Het politie-personeel bestond op 31 December 1921 uit
een commissaris van politie
twee inspecteurs
vier adjunct-inspecteurs
een bureelambtenaar
een klerk
een of meer schrijvers
vier hoofdagenten-rechercheur
vier hoofdagenten-controleur
zeventig agenten eerste en tweede klasse.
De in burgerkleeding dienstdoende hoofd- en subalterne agenten
ontvangen voor die kleeding vergoeding, deels in verrekening met
het bedrag vastgesteld voor de uniformkleeding.

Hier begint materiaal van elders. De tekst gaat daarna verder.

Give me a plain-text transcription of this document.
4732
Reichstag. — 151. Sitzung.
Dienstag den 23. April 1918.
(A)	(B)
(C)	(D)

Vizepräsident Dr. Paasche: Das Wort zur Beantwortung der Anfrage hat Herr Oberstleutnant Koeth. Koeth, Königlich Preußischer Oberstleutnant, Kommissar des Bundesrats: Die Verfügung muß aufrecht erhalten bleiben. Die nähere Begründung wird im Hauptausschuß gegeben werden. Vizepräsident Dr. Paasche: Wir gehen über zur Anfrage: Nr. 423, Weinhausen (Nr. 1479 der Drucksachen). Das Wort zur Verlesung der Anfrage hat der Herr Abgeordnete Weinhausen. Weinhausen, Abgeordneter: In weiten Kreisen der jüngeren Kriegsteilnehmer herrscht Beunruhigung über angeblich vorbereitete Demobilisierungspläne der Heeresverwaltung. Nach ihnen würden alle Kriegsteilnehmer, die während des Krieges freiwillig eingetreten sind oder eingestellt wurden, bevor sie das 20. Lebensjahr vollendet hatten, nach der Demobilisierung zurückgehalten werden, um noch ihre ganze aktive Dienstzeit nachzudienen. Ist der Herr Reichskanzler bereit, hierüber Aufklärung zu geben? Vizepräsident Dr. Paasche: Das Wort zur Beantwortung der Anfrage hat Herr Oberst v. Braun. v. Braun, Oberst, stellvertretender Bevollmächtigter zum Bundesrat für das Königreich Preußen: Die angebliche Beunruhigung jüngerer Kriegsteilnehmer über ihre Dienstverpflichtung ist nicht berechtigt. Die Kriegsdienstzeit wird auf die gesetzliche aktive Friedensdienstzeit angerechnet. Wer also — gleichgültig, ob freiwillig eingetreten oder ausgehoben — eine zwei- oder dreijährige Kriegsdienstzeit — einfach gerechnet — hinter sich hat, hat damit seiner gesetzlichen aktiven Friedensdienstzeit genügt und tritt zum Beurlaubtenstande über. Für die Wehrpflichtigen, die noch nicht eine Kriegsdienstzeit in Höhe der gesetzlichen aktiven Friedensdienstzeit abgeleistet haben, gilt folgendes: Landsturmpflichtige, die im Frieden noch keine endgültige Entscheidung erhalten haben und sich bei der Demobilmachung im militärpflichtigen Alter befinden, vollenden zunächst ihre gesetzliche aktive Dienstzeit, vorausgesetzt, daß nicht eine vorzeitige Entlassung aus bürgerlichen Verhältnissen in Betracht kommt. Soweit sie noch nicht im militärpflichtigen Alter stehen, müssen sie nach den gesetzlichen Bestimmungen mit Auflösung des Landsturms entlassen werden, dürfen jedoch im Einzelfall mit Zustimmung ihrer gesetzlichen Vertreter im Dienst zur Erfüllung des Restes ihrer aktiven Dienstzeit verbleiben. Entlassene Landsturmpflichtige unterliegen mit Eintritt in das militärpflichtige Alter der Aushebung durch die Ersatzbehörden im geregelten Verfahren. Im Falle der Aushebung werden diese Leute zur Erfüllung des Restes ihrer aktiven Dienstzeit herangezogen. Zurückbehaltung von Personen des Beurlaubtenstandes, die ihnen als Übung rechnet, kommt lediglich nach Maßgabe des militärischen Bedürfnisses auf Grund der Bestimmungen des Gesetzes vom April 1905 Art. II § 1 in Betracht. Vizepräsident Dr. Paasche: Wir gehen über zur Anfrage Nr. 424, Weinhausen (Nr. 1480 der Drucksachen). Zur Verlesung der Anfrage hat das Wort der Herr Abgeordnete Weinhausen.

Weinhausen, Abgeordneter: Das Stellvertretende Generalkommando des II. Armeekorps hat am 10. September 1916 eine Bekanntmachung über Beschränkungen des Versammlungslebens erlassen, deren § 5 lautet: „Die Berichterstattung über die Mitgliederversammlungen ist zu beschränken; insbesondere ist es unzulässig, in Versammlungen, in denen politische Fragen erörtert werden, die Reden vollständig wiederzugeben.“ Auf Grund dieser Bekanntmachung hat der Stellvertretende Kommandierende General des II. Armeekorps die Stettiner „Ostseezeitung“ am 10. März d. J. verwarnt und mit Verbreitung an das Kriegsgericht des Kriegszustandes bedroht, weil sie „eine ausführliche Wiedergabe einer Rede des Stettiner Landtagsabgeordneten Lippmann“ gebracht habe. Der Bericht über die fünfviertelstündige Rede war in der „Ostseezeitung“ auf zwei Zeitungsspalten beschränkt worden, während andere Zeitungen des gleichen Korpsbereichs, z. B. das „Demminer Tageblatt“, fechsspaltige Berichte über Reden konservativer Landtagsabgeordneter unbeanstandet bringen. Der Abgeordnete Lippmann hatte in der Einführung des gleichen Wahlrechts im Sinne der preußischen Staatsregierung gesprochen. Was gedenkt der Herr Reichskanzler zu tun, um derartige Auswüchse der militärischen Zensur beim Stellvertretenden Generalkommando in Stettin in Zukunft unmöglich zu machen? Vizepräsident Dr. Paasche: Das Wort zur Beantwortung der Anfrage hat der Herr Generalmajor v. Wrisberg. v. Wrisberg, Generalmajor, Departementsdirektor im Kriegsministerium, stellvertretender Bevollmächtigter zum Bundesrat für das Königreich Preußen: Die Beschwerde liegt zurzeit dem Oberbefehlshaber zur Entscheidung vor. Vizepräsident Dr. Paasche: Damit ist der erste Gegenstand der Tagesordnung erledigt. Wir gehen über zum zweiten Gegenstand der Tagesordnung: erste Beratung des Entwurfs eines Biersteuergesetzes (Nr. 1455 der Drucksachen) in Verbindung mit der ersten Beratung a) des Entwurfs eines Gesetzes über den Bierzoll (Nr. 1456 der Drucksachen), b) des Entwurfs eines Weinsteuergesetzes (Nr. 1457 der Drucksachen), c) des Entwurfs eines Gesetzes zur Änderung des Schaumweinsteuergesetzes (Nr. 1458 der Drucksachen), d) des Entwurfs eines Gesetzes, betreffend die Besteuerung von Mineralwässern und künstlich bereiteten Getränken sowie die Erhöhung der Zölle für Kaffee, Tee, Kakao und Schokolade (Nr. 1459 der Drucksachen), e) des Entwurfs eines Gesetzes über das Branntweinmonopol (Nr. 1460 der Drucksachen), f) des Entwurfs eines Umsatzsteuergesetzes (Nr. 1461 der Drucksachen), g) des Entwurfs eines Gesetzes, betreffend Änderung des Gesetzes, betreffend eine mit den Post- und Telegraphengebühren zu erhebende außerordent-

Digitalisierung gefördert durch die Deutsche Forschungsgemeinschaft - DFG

Ook op de begrooting 1921 was eene som beschikbaar gesteld
voor den burgemeester, om in bijzondere gevallen aan den dag
gelegden dienstijver te beloonen.
De levering van kleedingstukken voor de agenten van politie is
bij onderhandsche aanbesteding opgedragen aan Gebrs. L. F. Kroes,
uniform-kleermakers alhier.
De te leveren kleedingstukken worden, volgens de aanbestedings
voorwaarden, vooraf aan een deskundig onderzoek onderworpen.
Terzake van die leveringen, waaronder ook begrepen de vergoeding
voor het dragen van burgerkleeding, de vergoeding voor schoeisel
en handschoenen, het aanschaffen van uitrustingstukken en rijwielen
werd in 1921 uitgegeven f 16.783,74.
Voor het bezit van het diploma ingesteld vanwege den Algemeenen
Nederlandschen Politiebond werd uitgekeerd f 1663,32.

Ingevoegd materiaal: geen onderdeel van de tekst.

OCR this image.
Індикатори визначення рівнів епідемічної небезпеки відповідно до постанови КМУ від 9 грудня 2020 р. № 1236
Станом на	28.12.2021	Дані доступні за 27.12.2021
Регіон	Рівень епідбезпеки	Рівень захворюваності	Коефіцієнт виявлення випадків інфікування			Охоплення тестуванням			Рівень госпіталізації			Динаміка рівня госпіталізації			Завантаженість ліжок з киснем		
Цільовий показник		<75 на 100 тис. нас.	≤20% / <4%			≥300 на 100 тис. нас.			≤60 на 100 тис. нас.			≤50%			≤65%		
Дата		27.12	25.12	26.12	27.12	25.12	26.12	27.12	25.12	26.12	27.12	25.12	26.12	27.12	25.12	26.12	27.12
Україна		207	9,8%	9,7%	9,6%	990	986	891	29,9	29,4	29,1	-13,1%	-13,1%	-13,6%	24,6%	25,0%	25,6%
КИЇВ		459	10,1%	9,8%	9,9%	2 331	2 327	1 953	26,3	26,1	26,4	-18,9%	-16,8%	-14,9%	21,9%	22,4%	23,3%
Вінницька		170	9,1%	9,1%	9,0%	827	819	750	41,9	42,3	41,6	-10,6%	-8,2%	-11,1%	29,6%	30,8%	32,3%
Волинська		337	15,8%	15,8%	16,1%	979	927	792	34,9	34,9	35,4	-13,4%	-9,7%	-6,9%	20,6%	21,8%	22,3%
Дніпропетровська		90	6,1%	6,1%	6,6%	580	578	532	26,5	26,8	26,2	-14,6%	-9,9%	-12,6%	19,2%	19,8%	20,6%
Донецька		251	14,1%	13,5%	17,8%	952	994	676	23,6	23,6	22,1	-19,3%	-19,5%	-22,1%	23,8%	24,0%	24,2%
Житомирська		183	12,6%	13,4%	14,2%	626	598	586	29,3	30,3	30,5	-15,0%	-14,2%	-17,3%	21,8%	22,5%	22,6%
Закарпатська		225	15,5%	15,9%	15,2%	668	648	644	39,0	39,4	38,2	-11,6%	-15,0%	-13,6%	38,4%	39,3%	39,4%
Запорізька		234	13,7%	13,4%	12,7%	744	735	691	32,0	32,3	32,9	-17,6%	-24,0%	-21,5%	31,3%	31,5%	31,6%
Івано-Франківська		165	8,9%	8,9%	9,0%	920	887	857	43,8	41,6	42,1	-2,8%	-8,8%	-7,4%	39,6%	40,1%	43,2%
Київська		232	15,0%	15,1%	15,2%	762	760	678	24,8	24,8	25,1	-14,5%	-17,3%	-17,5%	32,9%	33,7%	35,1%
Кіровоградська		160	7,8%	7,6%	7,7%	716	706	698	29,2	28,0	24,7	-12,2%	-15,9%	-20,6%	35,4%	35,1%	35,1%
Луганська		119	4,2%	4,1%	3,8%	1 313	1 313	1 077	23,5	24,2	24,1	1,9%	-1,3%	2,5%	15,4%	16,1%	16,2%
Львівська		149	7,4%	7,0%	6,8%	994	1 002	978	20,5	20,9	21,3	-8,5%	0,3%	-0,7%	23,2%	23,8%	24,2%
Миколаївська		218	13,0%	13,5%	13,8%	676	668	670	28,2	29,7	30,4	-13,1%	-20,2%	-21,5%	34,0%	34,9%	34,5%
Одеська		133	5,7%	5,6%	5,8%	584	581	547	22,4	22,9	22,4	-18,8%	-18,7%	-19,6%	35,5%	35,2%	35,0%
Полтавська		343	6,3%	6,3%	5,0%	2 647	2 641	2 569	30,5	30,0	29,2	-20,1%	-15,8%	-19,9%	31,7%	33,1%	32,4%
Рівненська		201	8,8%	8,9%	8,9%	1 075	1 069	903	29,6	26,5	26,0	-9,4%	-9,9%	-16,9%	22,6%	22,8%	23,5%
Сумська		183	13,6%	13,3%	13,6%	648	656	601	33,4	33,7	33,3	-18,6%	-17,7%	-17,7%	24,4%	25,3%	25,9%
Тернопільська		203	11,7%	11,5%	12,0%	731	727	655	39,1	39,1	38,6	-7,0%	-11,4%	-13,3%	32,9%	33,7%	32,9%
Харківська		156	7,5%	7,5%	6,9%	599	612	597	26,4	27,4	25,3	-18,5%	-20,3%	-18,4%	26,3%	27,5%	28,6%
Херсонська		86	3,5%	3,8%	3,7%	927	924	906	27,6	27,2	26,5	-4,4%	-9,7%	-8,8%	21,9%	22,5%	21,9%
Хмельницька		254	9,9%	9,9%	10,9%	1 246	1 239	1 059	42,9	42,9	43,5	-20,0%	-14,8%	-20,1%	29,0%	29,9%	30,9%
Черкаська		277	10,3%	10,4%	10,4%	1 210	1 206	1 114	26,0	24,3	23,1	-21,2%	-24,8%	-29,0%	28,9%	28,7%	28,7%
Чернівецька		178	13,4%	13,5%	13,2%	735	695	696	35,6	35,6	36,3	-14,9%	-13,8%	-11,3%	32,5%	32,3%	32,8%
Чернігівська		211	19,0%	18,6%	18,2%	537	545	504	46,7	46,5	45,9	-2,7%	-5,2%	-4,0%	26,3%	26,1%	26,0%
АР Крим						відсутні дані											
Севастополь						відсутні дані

II. Politie-mededeelingen.
A. Mutatiën in het personeel.
Eervol ontslagen op verzoek 4 politie-ambtenaren, n.l. 1 adjunct
inspecteur, 1 hoofdagent-rechercheur, 1 agent le klasse en 1 agent
2e klasse.
Eervol ontslagen, niet op verzoek 3 agenten 2e klasse.
Niet-eervol ontslagen 3 agenten, n.l. 1 agent le klasse en 2
agenten 2e klasse.
Benoemd 1 adjunct-inspecteur en 9 agenten 2e klasse.
Bevorderd 1 adjunct-inspecteur der recherche tot inspecteur en
2 agenten 2e klasse tot le klasse.
(In tijdelijken dienst) Vast aangesteld 1 adjunct-inspecteur en
7 agenten 2e klasse.
Teruggesteld 1 agent le klasse tot 2e klasse.